Homélie pour le Dimanche XXXIII, année B (Mc 13, 24-32).

Ce dimanche, l’Eglise conclut la méditation de l’évangile de saint Marc, que nous avons suivi le long de cette année liturgique, et comme chaque année, le dernier texte évangélique à méditer, avant la fête de Christ Roi, nous parle de la fin des temps, il s’agit d’un discours prophétique du Seigneur et il consiste dans la description des signes qui vont précéder sa venue, des signes qui seront concrets et visibles mais aussi représentatifs d’une autre réalité ; nous ignorons si ces signes se réaliseront tous au même moment, car le Seigneur dit « en ces jours ».

Mais si nous affirmons que la Parole du Seigneur est véridique, et que ces signes vont nécessairement s’accomplir dans l’histoire de l’humanité, nous devons aussi considérer la valeur relative de ses signes, ils ne constituent pas la partie essentielle de ce message ; c’est plutôt la venue de notre Seigneur, qui est décrite avec tous les signes de la majesté divine.

Après cette prophétie, le Seigneur nous propose une parabole.
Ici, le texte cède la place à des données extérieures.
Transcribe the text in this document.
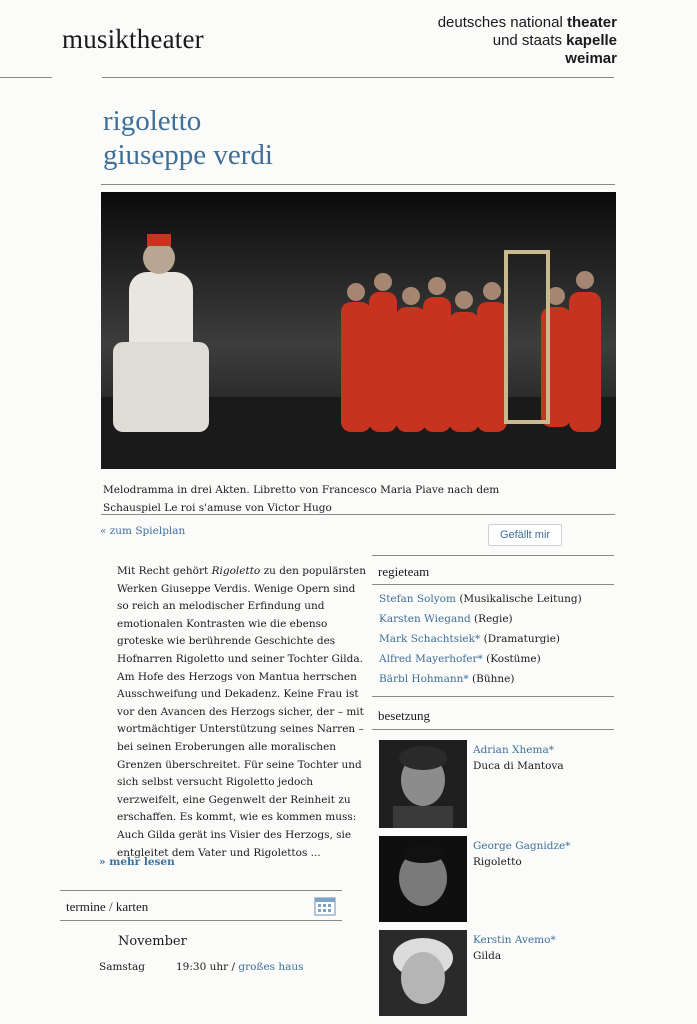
musiktheater
deutsches national theater
und staats kapelle
weimar
rigoletto
giuseppe verdi
Melodramma in drei Akten. Libretto von Francesco Maria Piave nach dem
Schauspiel Le roi s'amuse von Victor Hugo
« zum Spielplan	Gefällt mir

Mit Recht gehört Rigoletto zu den populärsten Werken Giuseppe Verdis. Wenige Opern sind so reich an melodischer Erfindung und emotionalen Kontrasten wie die ebenso groteske wie berührende Geschichte des Hofnarren Rigoletto und seiner Tochter Gilda.

Am Hofe des Herzogs von Mantua herrschen Ausschweifung und Dekadenz. Keine Frau ist vor den Avancen des Herzogs sicher, der – mit wortmächtiger Unterstützung seines Narren – bei seinen Eroberungen alle moralischen Grenzen überschreitet. Für seine Tochter und sich selbst versucht Rigoletto jedoch verzweifelt, eine Gegenwelt der Reinheit zu erschaffen. Es kommt, wie es kommen muss: Auch Gilda gerät ins Visier des Herzogs, sie entgleitet dem Vater und Rigolettos ...

» mehr lesen
termine / karten
November
Samstag	19:30 uhr / großes haus
regieteam
Stefan Solyom (Musikalische Leitung)
Karsten Wiegand (Regie)
Mark Schachtsiek* (Dramaturgie)
Alfred Mayerhofer* (Kostüme)
Bärbl Hohmann* (Bühne)
besetzung
Adrian Xhema*
Duca di Mantova
George Gagnidze*
Rigoletto
Kerstin Avemo*
Gilda
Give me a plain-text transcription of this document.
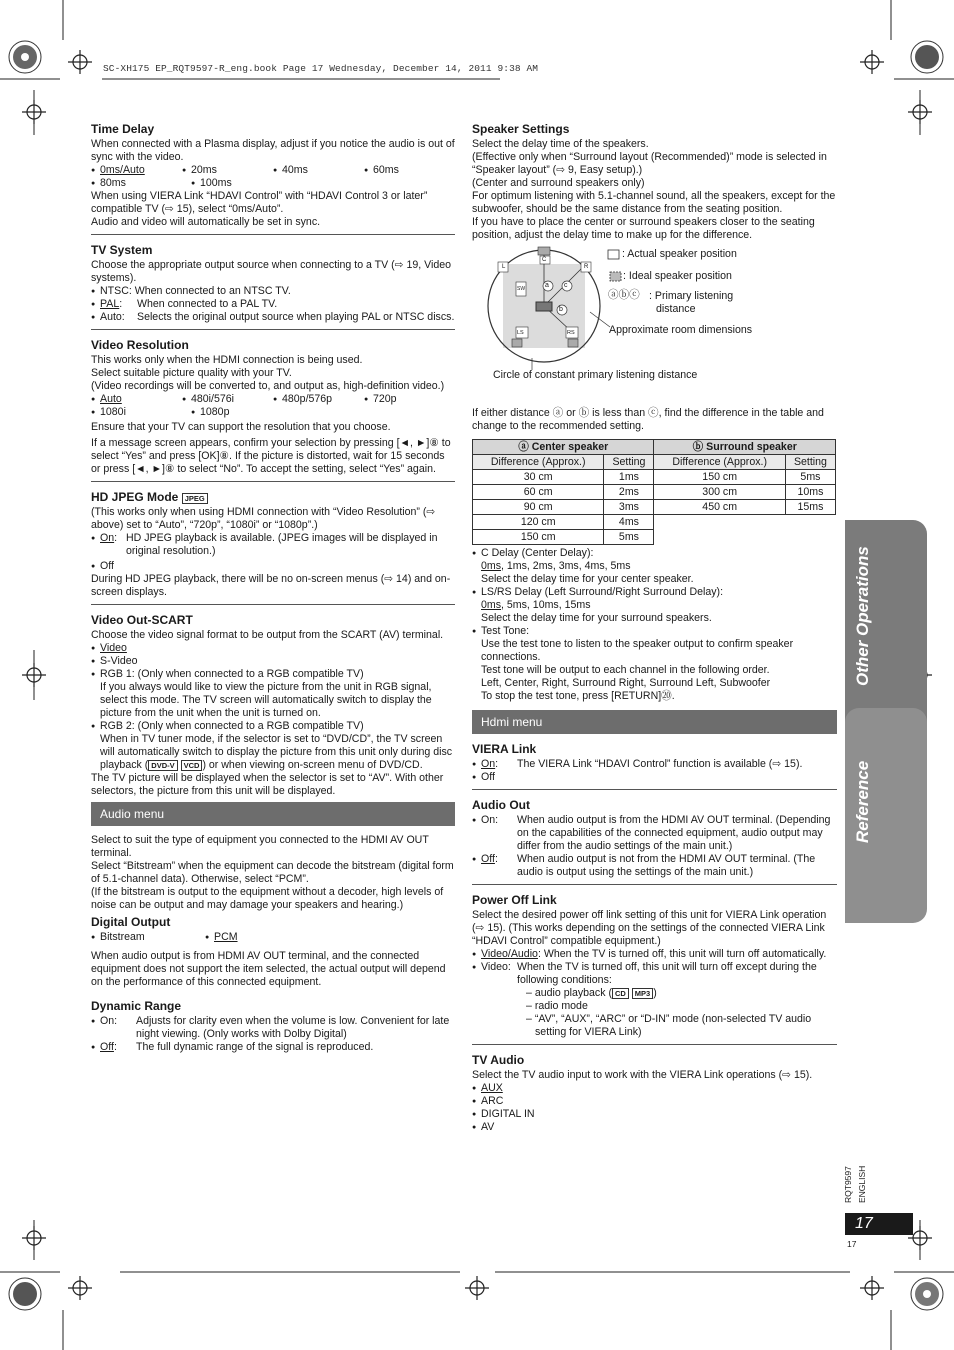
SC-XH175 EP_RQT9597-R_eng.book Page 17 Wednesday, December 14, 2011 9:38 AM
Time Delay

When connected with a Plasma display, adjust if you notice the audio is out of sync with the video.

● 0ms/Auto	● 20ms	● 40ms	● 60ms
● 80ms	● 100ms

When using VIERA Link “HDAVI Control” with “HDAVI Control 3 or later” compatible TV (⇨ 15), select “0ms/Auto”.

Audio and video will automatically be set in sync.

TV System

Choose the appropriate output source when connecting to a TV (⇨ 19, Video systems).

● NTSC: When connected to an NTSC TV.
● PAL:	When connected to a PAL TV.
● Auto:	Selects the original output source when playing PAL or NTSC discs.
Video Resolution

This works only when the HDMI connection is being used.

Select suitable picture quality with your TV.

(Video recordings will be converted to, and output as, high-definition video.)

● Auto	● 480i/576i	● 480p/576p	● 720p
● 1080i	● 1080p

Ensure that your TV can support the resolution that you choose.

If a message screen appears, confirm your selection by pressing [◄, ►]⑧ to select “Yes” and press [OK]⑧. If the picture is distorted, wait for 15 seconds or press [◄, ►]⑧ to select “No”. To accept the setting, select “Yes” again.

HD JPEG Mode JPEG

(This works only when using HDMI connection with “Video Resolution” (⇨ above) set to “Auto”, “720p”, “1080i” or “1080p”.)

● On: HD JPEG playback is available. (JPEG images will be displayed in original resolution.)
● Off

During HD JPEG playback, there will be no on-screen menus (⇨ 14) and on-screen displays.

Video Out-SCART

Choose the video signal format to be output from the SCART (AV) terminal.

● Video
● S-Video
● RGB 1: (Only when connected to a RGB compatible TV)

If you always would like to view the picture from the unit in RGB signal, select this mode. The TV screen will automatically switch to display the picture from the unit when the unit is turned on.

● RGB 2: (Only when connected to a RGB compatible TV)

When in TV tuner mode, if the selector is set to “DVD/CD”, the TV screen will automatically switch to display the picture from this unit only during disc playback ( DVD-V VCD ) or when viewing on-screen menu of DVD/CD.

The TV picture will be displayed when the selector is set to “AV”. With other selectors, the picture from this unit will be displayed.

Audio menu

Select to suit the type of equipment you connected to the HDMI AV OUT terminal.

Select “Bitstream” when the equipment can decode the bitstream (digital form of 5.1-channel data). Otherwise, select “PCM”.

(If the bitstream is output to the equipment without a decoder, high levels of noise can be output and may damage your speakers and hearing.)

Digital Output
● Bitstream	● PCM

When audio output is from HDMI AV OUT terminal, and the connected equipment does not support the item selected, the actual output will depend on the performance of this connected equipment.

Dynamic Range
● On:	Adjusts for clarity even when the volume is low. Convenient for late night viewing. (Only works with Dolby Digital)
● Off:	The full dynamic range of the signal is reproduced.
Speaker Settings

Select the delay time of the speakers.

(Effective only when “Surround layout (Recommended)” mode is selected in “Speaker layout” (⇨ 9, Easy setup).)

(Center and surround speakers only)

For optimum listening with 5.1-channel sound, all the speakers, except for the subwoofer, should be the same distance from the seating position.

If you have to place the center or surround speakers closer to the seating position, adjust the delay time to make up for the difference.

L
C
R
SW
LS	RS
a c
b
: Actual speaker position
: Ideal speaker position
ⓐⓑⓒ : Primary listening
distance
Approximate room dimensions
Circle of constant primary listening distance

If either distance ⓐ or ⓑ is less than ⓒ, find the difference in the table and change to the recommended setting.

ⓐ Center speaker		ⓑ Surround speaker	
Difference (Approx.)	Setting	Difference (Approx.)	Setting
30 cm	1ms	150 cm	5ms
60 cm	2ms	300 cm	10ms
90 cm	3ms	450 cm	15ms
120 cm	4ms		
150 cm	5ms		
● C Delay (Center Delay):

0ms, 1ms, 2ms, 3ms, 4ms, 5ms

Select the delay time for your center speaker.

● LS/RS Delay (Left Surround/Right Surround Delay):

0ms, 5ms, 10ms, 15ms

Select the delay time for your surround speakers.

● Test Tone:

Use the test tone to listen to the speaker output to confirm speaker connections.

Test tone will be output to each channel in the following order.

Left, Center, Right, Surround Right, Surround Left, Subwoofer

To stop the test tone, press [RETURN]⑳.

Hdmi menu
VIERA Link
● On:	The VIERA Link “HDAVI Control” function is available (⇨ 15).
● Off
Audio Out
● On:	When audio output is from the HDMI AV OUT terminal. (Depending on the capabilities of the connected equipment, audio output may differ from the audio settings of the main unit.)
● Off:	When audio output is not from the HDMI AV OUT terminal. (The audio is output using the settings of the main unit.)
Power Off Link

Select the desired power off link setting of this unit for VIERA Link operation (⇨ 15). (This works depending on the settings of the connected VIERA Link “HDAVI Control” compatible equipment.)

● Video/Audio : When the TV is turned off, this unit will turn off automatically.
● Video: When the TV is turned off, this unit will turn off except during the following conditions:

– audio playback ( CD MP3 )

– radio mode

– “AV”, “AUX”, “ARC” or “D-IN” mode (non-selected TV audio setting for VIERA Link)

TV Audio

Select the TV audio input to work with the VIERA Link operations (⇨ 15).

● AUX
● ARC
● DIGITAL IN
● AV
Other Operations
Reference
RQT9597 ENGLISH
17
17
Si les hommes ont la capacité de reconnaître un changement de saison par les signes de la nature, les chrétiens auront aussi la capacité de découvrir par des signes visibles la venue dans la gloire du Christ.

Il y a pourtant, des expressions dans ce texte que nous devons essayer de bien comprendre ; en cas contraire, on peut tomber dans des grosses erreurs d’interprétation. Le bon chemin d’interprétation se trouve chez les pères de l’Eglise, les grands saints de la première époque de l’Eglise qui ont lu et interprété, les premiers, les Ecritures, surtout l’évangile.

D’abord, le Seigneur, lorsqu’il annonce les signes dit : « Amen, je vous le dis : cette génération ne passera pas avant que tout cela n’arrive ». Ainsi, certains ont considéré que le Seigneur pensait que la fin du monde arriverait subitement quelque temps après son Ascension et que le Seigneur s’était « trompé ». La réponse de tout bon chrétien, qui croit ce que Jésus-Christ qui a dit et qui est la Vérité même, doit être évidement toute autre.

Nous avons deux aspects à relever dans cette phrase : le premier, lorsque le Seigneur déclare cette prophétie sur la fin du monde, il prophétise aussi la fin tragique de Jérusalem, on peut dire que les deux prophéties sont superposées et que la prophétie de la destruction de Jérusalem est une image concrète de la fin de l’histoire humaine pour les disciples. L’expression « cette génération » désigne d’abord ces disciples qui allaient vivre ce moment de l’histoire d’Israël de la destruction de sa capitale et de son unique temple , qui sera une image de la fin de tous les temps. L’autre bonne interprétation de ces paroles est celle que soutiennent aussi les pères de l’Eglise, « cette génération » indique le nouveau peuple de Dieu, les disciples du Christ, ceux qui ont cru en Lui et qui attendront sa venue durant toute l’histoire de l’humanité, c’est-à-dire les vrais croyants.   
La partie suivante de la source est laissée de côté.